O bêbado e a lágrima

Para João e Isa

"Sou honesto... tenho 52 anos, tô desempregado. Não quero roubar, não sou ladrão..."

Mostra as mãos negras, calejadas. Os dentes amarelos se mostram num esgar que beira o espasmo. Rescende a cachaça, cerveja, cigarro e, mesmo assim, não fede. Bem arrumado para o seu estado de embriaguez. E a lágrima.

"Queria saber dos senhores..."

São três, na General Olímpio da Silveira, embaixo do Minhocão. Entre o som furioso dos carros naquela noite em que a temperatura começava a despencar, eles conversavam, antes da despedida. Cada um com seu rumo certo frente àquele que talvez não tivesse para onde ir na noite que se regelava aos poucos.

"Honesto, sou honesto, podem ver..."

Olhamram-se primeiro ressabiados. Cumprimentaram, não destrataram, mas cuidaram logo de esboçar a despedida. Os guinchados dos ônibus nos pontos fazem piscar os olhos do bêbado, que transbordavam desde a primeira frase.
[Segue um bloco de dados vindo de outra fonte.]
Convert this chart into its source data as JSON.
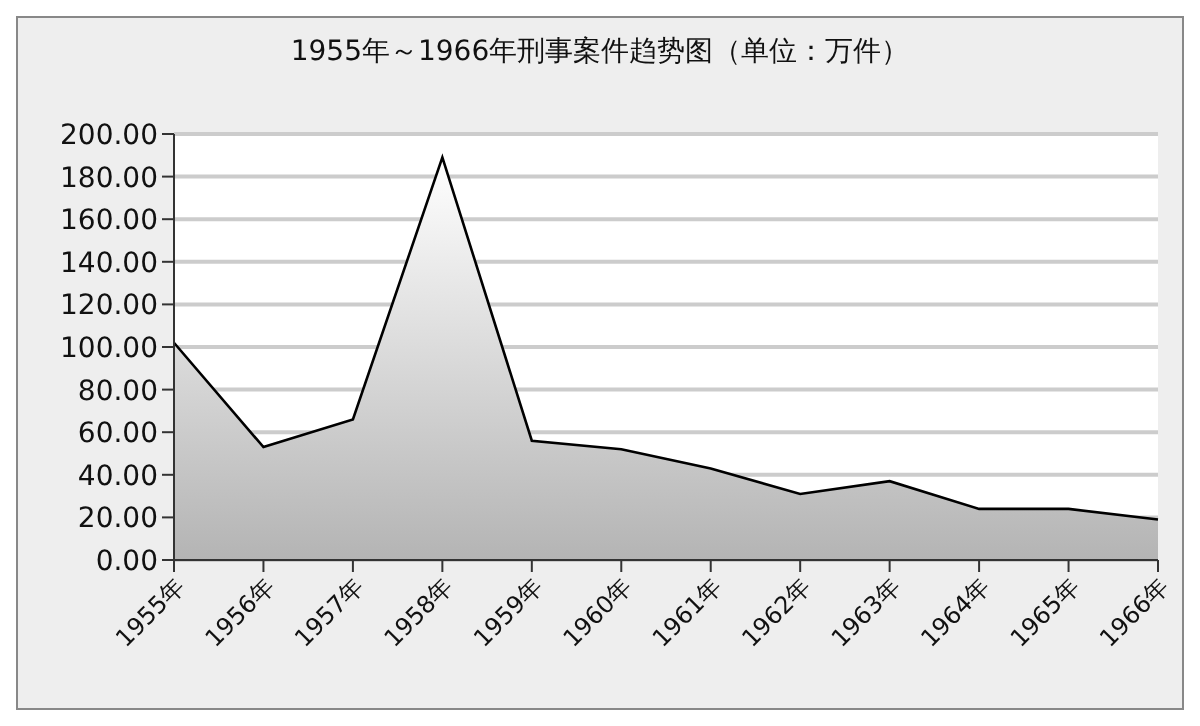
{
  "chart_data": {
    "type": "area",
    "title": "1955年～1966年刑事案件趋势图（单位：万件）",
    "categories": [
      "1955年",
      "1956年",
      "1957年",
      "1958年",
      "1959年",
      "1960年",
      "1961年",
      "1962年",
      "1963年",
      "1964年",
      "1965年",
      "1966年"
    ],
    "series": [
      {
        "color": "#b4b4b4",
        "values": [
          102,
          53,
          66,
          189,
          56,
          52,
          43,
          31,
          37,
          24,
          24,
          19
        ]
      }
    ],
    "ylim": [
      0,
      200
    ],
    "yticks": [
      {
        "value": 0,
        "label": "0.00"
      },
      {
        "value": 20,
        "label": "20.00"
      },
      {
        "value": 40,
        "label": "40.00"
      },
      {
        "value": 60,
        "label": "60.00"
      },
      {
        "value": 80,
        "label": "80.00"
      },
      {
        "value": 100,
        "label": "100.00"
      },
      {
        "value": 120,
        "label": "120.00"
      },
      {
        "value": 140,
        "label": "140.00"
      },
      {
        "value": 160,
        "label": "160.00"
      },
      {
        "value": 180,
        "label": "180.00"
      },
      {
        "value": 200,
        "label": "200.00"
      }
    ],
    "grid": "y",
    "legend": false
  }
}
Na cabeça dos três ressoava límpida a frase de um falar enrolado, intermitente. A imagem do alaranjado sem vida da camisa limpa, num bonito contraste com a pele dum negrume-noite não condiz com as palavras soltas ao vento, despejadas sobre os três-com-rumo.

"Queria um real. Um real para voltar para casa."

Nesse momento, como uma jangada singrando vigorosa um mar espasmódico, uma lágrima corta o rosto do bêbado. Lágrima que aos borbotões surgia entre os cílios grandes que ladeavam seus olhos baços como os de um cego. Seus pés tamborilavam a calçada, como num sapateado descompassado, tap-tap-tatap no chão da avenida. E o não.

"Não temos, apenas pra voltar pra casa."

Os três se olhavam e meneavam a cabeça, como se culpados. Essa é a dor do mundo, pensou um deles. Essa é a dor do homem, pensou outro. E a moça, que entre eles tiritava pelo frio, se perguntou "Por quê?". E antes que pudessem mudar tudo, alterar aquela ordem, deixar que ele voltasse para a sua casa, o bar-copo-sujo, o boteco único companheiro, saiu num tropeço patético e penoso, com a dor do mundo, com a dor dos homens e com aquele imenso por quê. Mas não sem antes dizer, entre um soluço etílico e outro esgar choroso: Muito obrigado.